State Ex Rel. Road Commission v. Stanger

442 P.2d 941 (1968) 21 Utah 2d 185

STATE of Utah, By and Through its ROAD COMMISSION, Plaintiff and Respondent,
v.
Lloyd STANGER and Edna Olson Stanger, his wife, Defendants and Appellants.

No. 11028.

Supreme Court of Utah.

June 24, 1968.

Glen E. Fuller, Salt Lake City, for defendants and appellants.

Phil L. Hansen, Atty. Gen., Salt Lake City, for plaintiff and respondent.

*942 HENRIOD, Justice:

Appeal from a judgment on a jury verdict, in a condemnation proceeding in which the jury held that the defendants were not entitled to any severance damages. Affirmed, with no costs awarded.

This case involves the taking by the state of .23 of an acre of defendants' land abutting a public highway in front of their house and garage. The design and the purpose of the taking was to provide an access that would accommodate and benefit the defendants in using the street in front of their house via a comparatively short improved road over a proposed interstate highway.

The value of the property taken was settled by stipulation. The only question in this case is severance damages.

Although a good portion of defendants' brief was devoted to sovereign immunity, it was conceded that this issue was never raised. Hence it should not be a point on appeal here. Therefore we ignore the issue, recognizing but not concurring in counsel's philosophy that the doctrine should be abolished. Defendants say it was error to invite the jury to look at both severance and consequential damages, but in this case it made no difference, and it certainly would defy logic to urge that even though the jury were instructed to find both severance and consequential damages, defendants were prejudiced where the jury found that there were no damages at all, — severance, consequential or otherwise.

Defendants urge that the court erred by stating that severance damages had to be "unique" with respect to the subject property, and different from neighboring properties. The use of the word "unique" may have been unfortunate, but a thorough reading of the dialogue impresses us that the trial court, in substance and effect, simply was emphasizing the fact that severance damages were those suffered by a devaluation of the owner's property not taken, the causa causa causans of which was the actual taking of a part of a unit of property, the whole of which he previously owned.

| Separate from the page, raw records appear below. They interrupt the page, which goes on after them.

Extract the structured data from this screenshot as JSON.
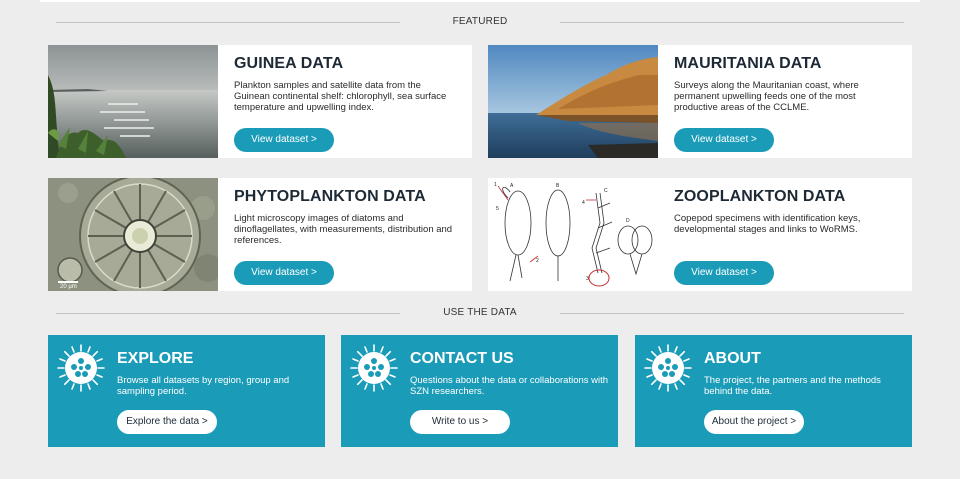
{
  "featured": {
    "heading": "FEATURED",
    "cards": [
      {
        "title": "GUINEA DATA",
        "description": "Plankton samples and satellite data from the Guinean continental shelf: chlorophyll, sea surface temperature and upwelling index.",
        "button": "View dataset >",
        "image": "sea-coast-photo"
      },
      {
        "title": "MAURITANIA DATA",
        "description": "Surveys along the Mauritanian coast, where permanent upwelling feeds one of the most productive areas of the CCLME.",
        "button": "View dataset >",
        "image": "cliff-coast-photo"
      },
      {
        "title": "PHYTOPLANKTON DATA",
        "description": "Light microscopy images of diatoms and dinoflagellates, with measurements, distribution and references.",
        "button": "View dataset >",
        "image": "diatom-micrograph",
        "image_scale_label": "20 µm"
      },
      {
        "title": "ZOOPLANKTON DATA",
        "description": "Copepod specimens with identification keys, developmental stages and links to WoRMS.",
        "button": "View dataset >",
        "image": "copepod-drawing",
        "image_labels": [
          "A",
          "B",
          "C",
          "D",
          "1",
          "2",
          "3",
          "4",
          "5"
        ]
      }
    ]
  },
  "use_data": {
    "heading": "USE THE DATA",
    "actions": [
      {
        "title": "EXPLORE",
        "description": "Browse all datasets by region, group and sampling period.",
        "button": "Explore the data >",
        "icon": "plankton-cell-icon"
      },
      {
        "title": "CONTACT US",
        "description": "Questions about the data or collaborations with SZN researchers.",
        "button": "Write to us >",
        "icon": "plankton-cell-icon"
      },
      {
        "title": "ABOUT",
        "description": "The project, the partners and the methods behind the data.",
        "button": "About the project >",
        "icon": "plankton-cell-icon"
      }
    ]
  },
  "colors": {
    "accent": "#1a9bb7",
    "page_background": "#ededed",
    "card_background": "#ffffff",
    "title_text": "#1d2a36"
  }
}
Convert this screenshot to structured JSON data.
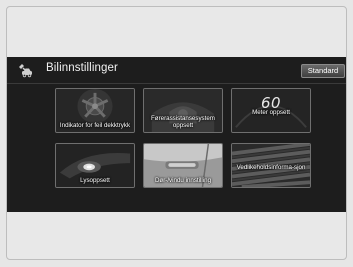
{
  "header": {
    "title": "Bilinnstillinger",
    "icon": "car-settings-icon",
    "default_button_label": "Standard"
  },
  "tiles": [
    {
      "label": "Indikator for feil dekktrykk",
      "icon": "tire-pressure-icon"
    },
    {
      "label": "Førerassistansesystem oppsett",
      "icon": "driver-assist-icon"
    },
    {
      "label": "Meter oppsett",
      "icon": "meter-icon",
      "display_value": "60"
    },
    {
      "label": "Lysoppsett",
      "icon": "headlight-icon"
    },
    {
      "label": "Dør-/vindu innstilling",
      "icon": "door-window-icon"
    },
    {
      "label": "Vedlikeholdsinforma-sjon",
      "icon": "maintenance-icon"
    }
  ]
}
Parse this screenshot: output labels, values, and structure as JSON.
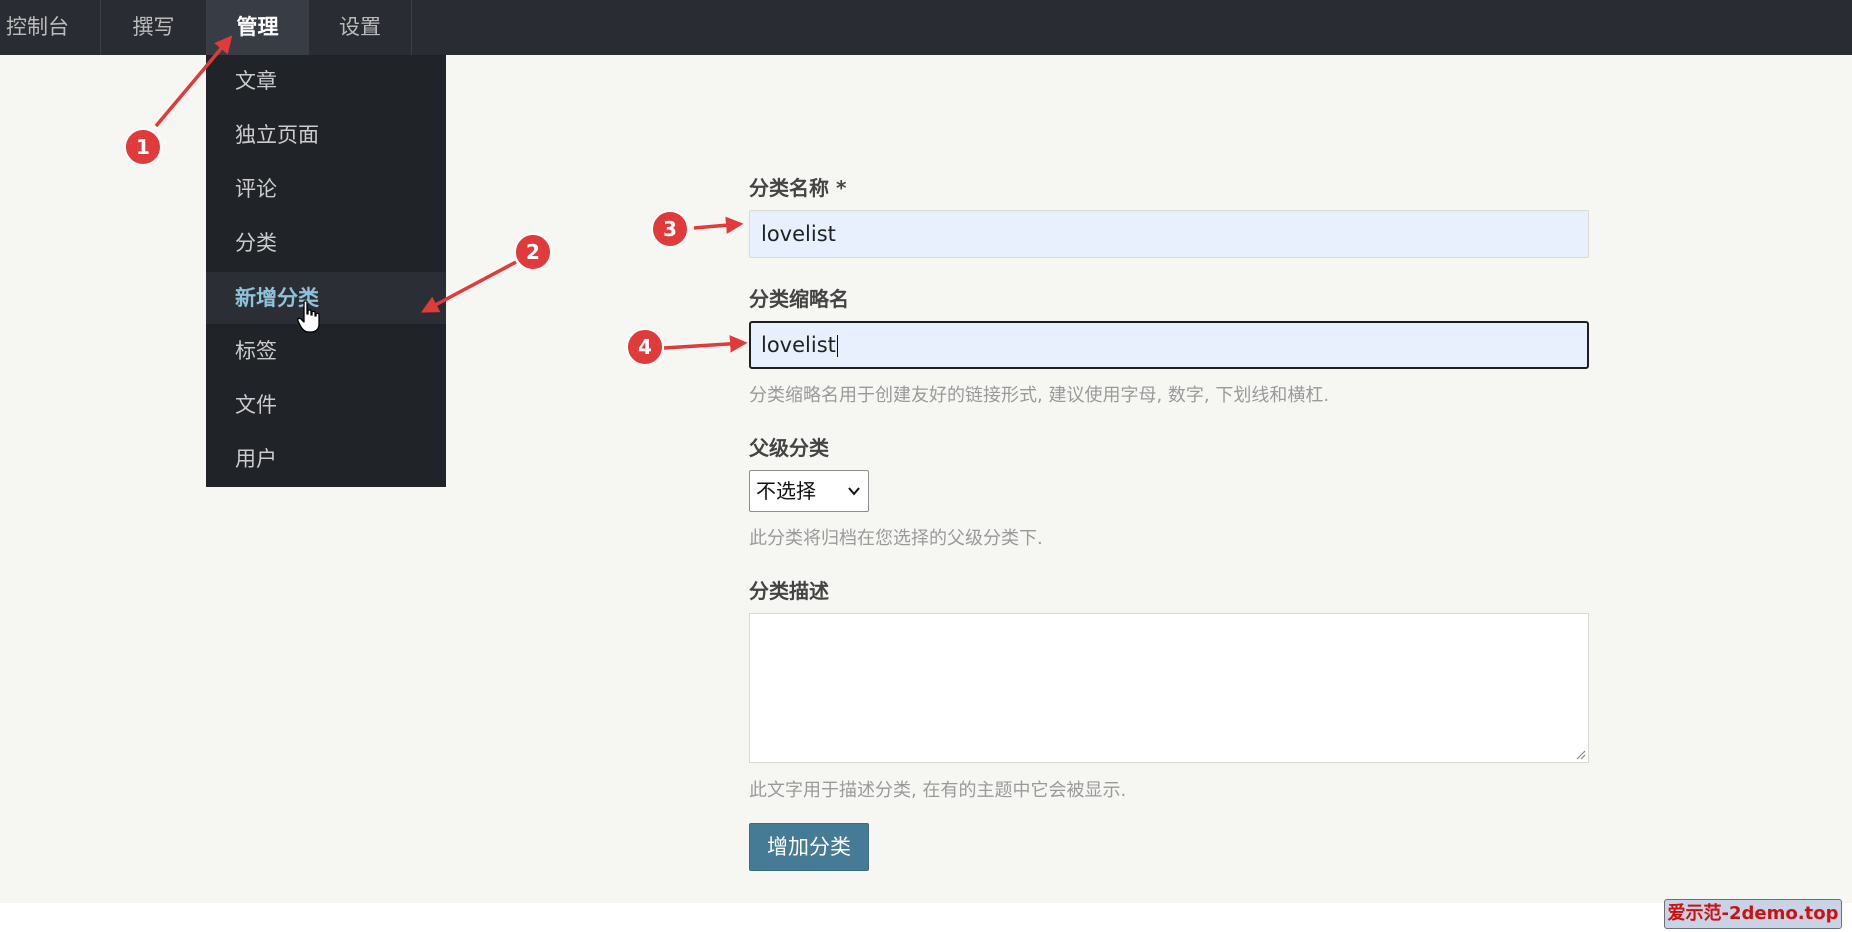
{
  "nav": {
    "items": [
      {
        "label": "控制台"
      },
      {
        "label": "撰写"
      },
      {
        "label": "管理",
        "active": true
      },
      {
        "label": "设置"
      }
    ]
  },
  "manage_menu": {
    "items": [
      {
        "label": "文章"
      },
      {
        "label": "独立页面"
      },
      {
        "label": "评论"
      },
      {
        "label": "分类"
      },
      {
        "label": "新增分类",
        "active": true
      },
      {
        "label": "标签"
      },
      {
        "label": "文件"
      },
      {
        "label": "用户"
      }
    ]
  },
  "form": {
    "name_label": "分类名称 *",
    "name_value": "lovelist",
    "slug_label": "分类缩略名",
    "slug_value": "lovelist",
    "slug_hint": "分类缩略名用于创建友好的链接形式, 建议使用字母, 数字, 下划线和横杠.",
    "parent_label": "父级分类",
    "parent_selected": "不选择",
    "parent_hint": "此分类将归档在您选择的父级分类下.",
    "desc_label": "分类描述",
    "desc_value": "",
    "desc_hint": "此文字用于描述分类, 在有的主题中它会被显示.",
    "submit_label": "增加分类"
  },
  "annotations": [
    "1",
    "2",
    "3",
    "4"
  ],
  "watermark": "爱示范-2demo.top",
  "colors": {
    "topbar": "#292d33",
    "dropdown": "#202328",
    "accent": "#467b96",
    "annotation": "#e03a3a",
    "active_menu_text": "#8fc1d9"
  }
}
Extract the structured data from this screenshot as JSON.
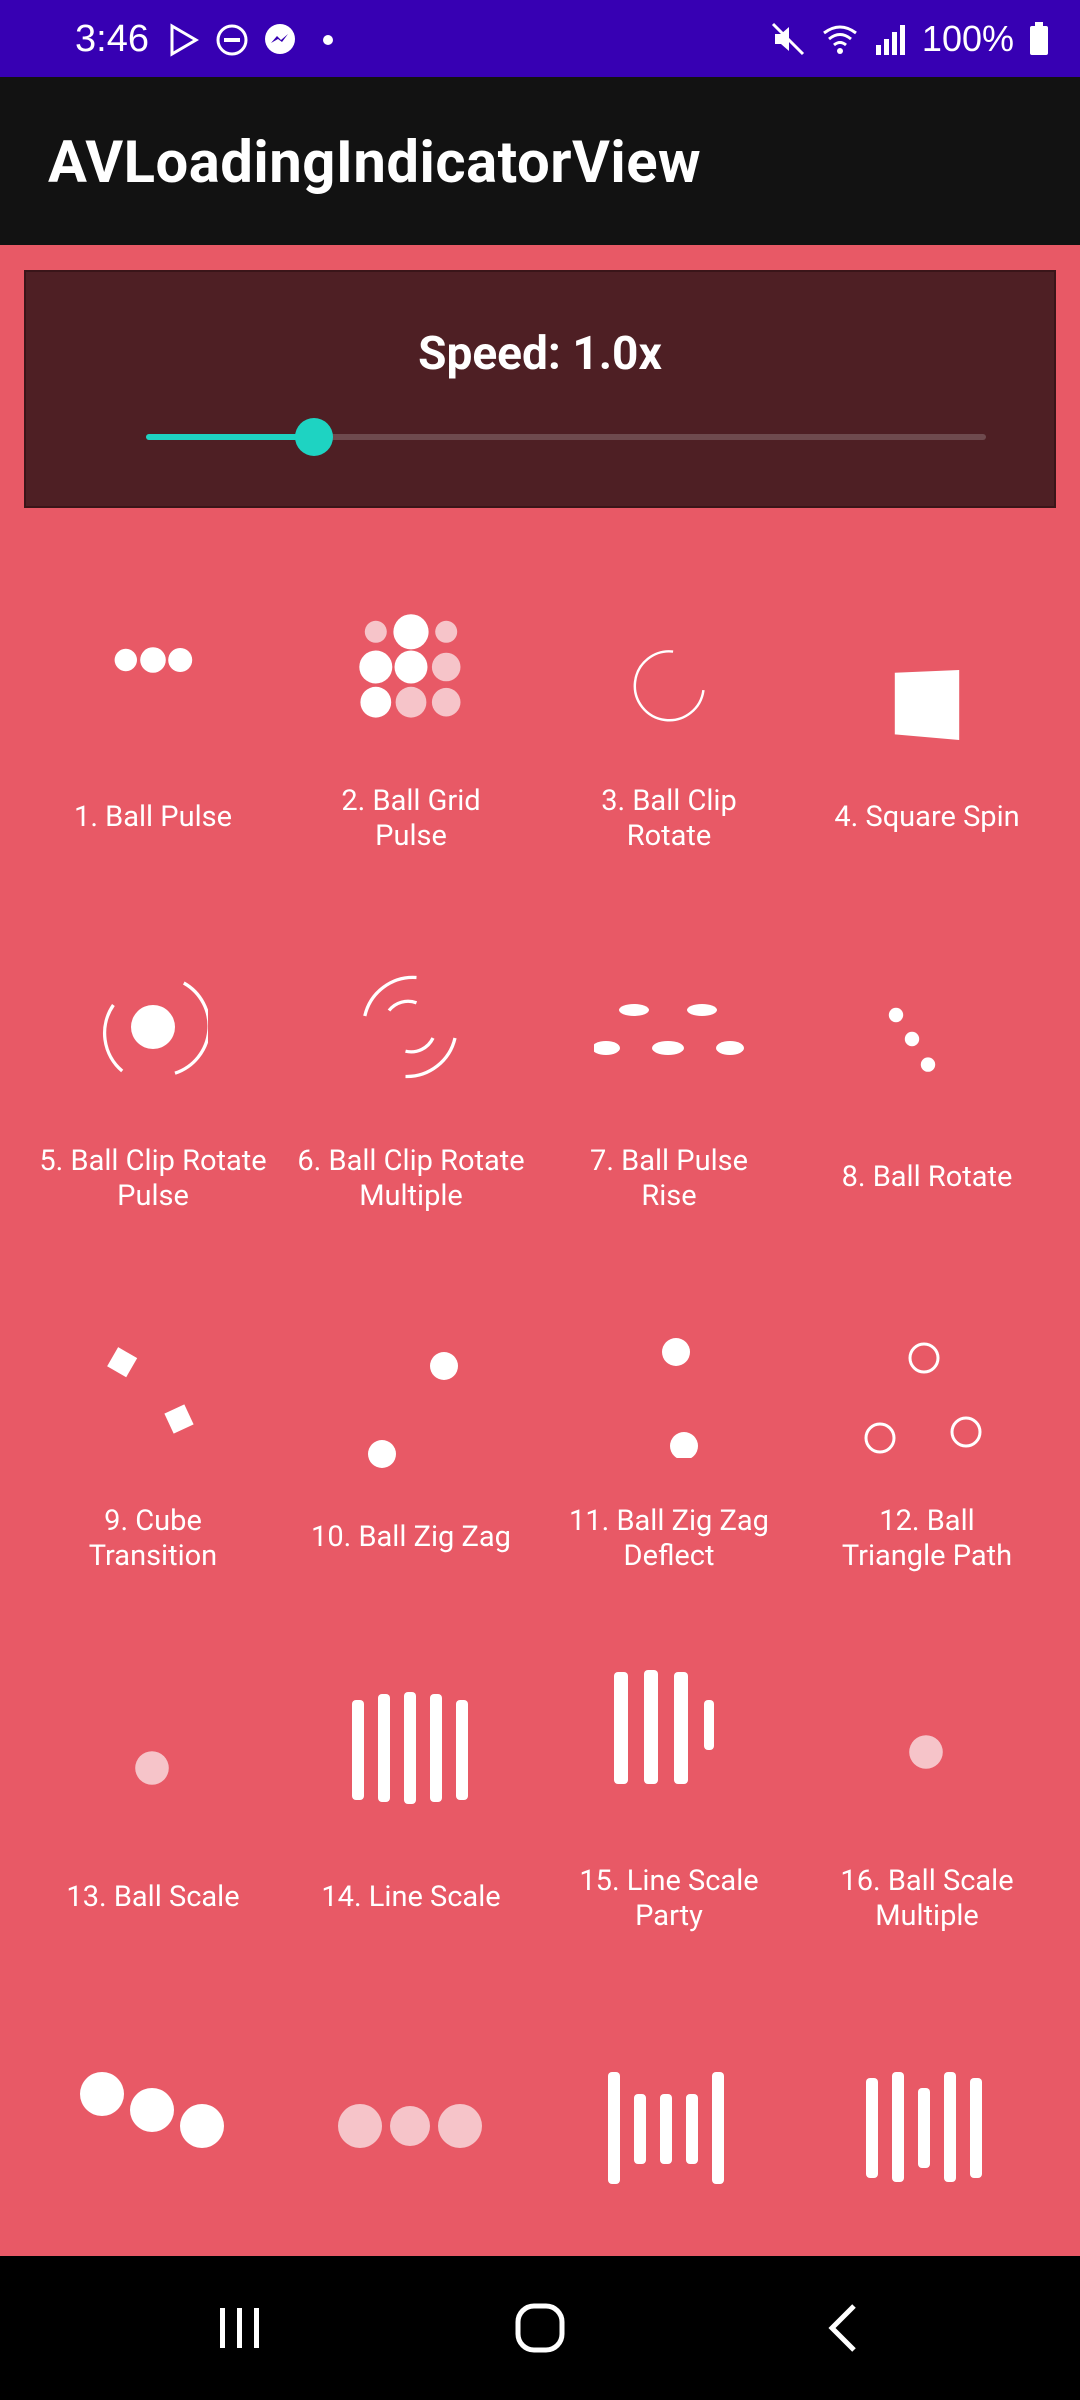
{
  "status_bar": {
    "time": "3:46",
    "battery": "100%",
    "left_icons": [
      "play-store-icon",
      "do-not-disturb-icon",
      "messenger-icon",
      "dot-icon"
    ],
    "right_icons": [
      "mute-icon",
      "wifi-icon",
      "signal-icon",
      "battery-icon"
    ]
  },
  "app_bar": {
    "title": "AVLoadingIndicatorView"
  },
  "speed": {
    "label": "Speed: 1.0x",
    "fraction": 0.2
  },
  "indicators": [
    {
      "label": "1. Ball Pulse"
    },
    {
      "label": "2. Ball Grid Pulse"
    },
    {
      "label": "3. Ball Clip Rotate"
    },
    {
      "label": "4. Square Spin"
    },
    {
      "label": "5. Ball Clip Rotate Pulse"
    },
    {
      "label": "6. Ball Clip Rotate Multiple"
    },
    {
      "label": "7. Ball Pulse Rise"
    },
    {
      "label": "8. Ball Rotate"
    },
    {
      "label": "9. Cube Transition"
    },
    {
      "label": "10. Ball Zig Zag"
    },
    {
      "label": "11. Ball Zig Zag Deflect"
    },
    {
      "label": "12. Ball Triangle Path"
    },
    {
      "label": "13. Ball Scale"
    },
    {
      "label": "14. Line Scale"
    },
    {
      "label": "15. Line Scale Party"
    },
    {
      "label": "16. Ball Scale Multiple"
    }
  ],
  "colors": {
    "status_bar": "#3700b3",
    "app_bar": "#121212",
    "background": "#e85966",
    "card": "#4e1f24",
    "accent": "#1ed3c2"
  },
  "nav": {
    "recents_icon": "recents-icon",
    "home_icon": "home-icon",
    "back_icon": "back-icon"
  }
}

One-half of Instruction No. 7 is claimed to have been erroneous and hence prejudicial when combined with the oral loquence of the trial court. We think that any inaccuracy in No. 7, and we doubt if such urgence has merit, was overridden and corrected by the comprehensive standard stock and other instructions given, any objection to which is not raised on this appeal. As to the trial court's colloquy invited by counsels' objections and otherwise, wherein he gave examples relating to the difference between severance and consequential damages, all of which we think reflected the law, and generally impressing the jury with its duty to determine such damages, certainly was not prejudicial to defendants, whose counsel stipulated that the sole issue in the case was severance damages. Someone certainly should tell the jury the difference between the two types of damages, — one compensable and the other one not. It is true that the court talked some about the jury's obligation to find what were severance and consequential damages, but reading the record could lead to no other reasonable conclusion than that the trial court simply was impressing the jurors that if they found severance and consequential damages they could not include the latter in their verdict, — which is but another way of saying severance damages were the only issue upon which the jury could deliberate.

Any conversation about neighbors suffering no loss seems to us not decisive here, since they were in the same position as defendants here as to about 20 of the 23 acres defendants own in their undivided tract, that both appraisers testified were not damaged at all by the taking.

Defendants' appraiser testified the taking devaluated the house and lot and a couple of acres adjoining that fronted on the street. Plaintiff's appraiser, equally qualified, said the taking actually benefited the three acres in question. Both gave reasons for their conclusions. The jury obviously *943 was impressed by the one's testimony, and so found, as is its function where controversion abounds.

CROCKETT, C.J., and CALLISTER, TUCKETT and ELLETT, JJ., concur.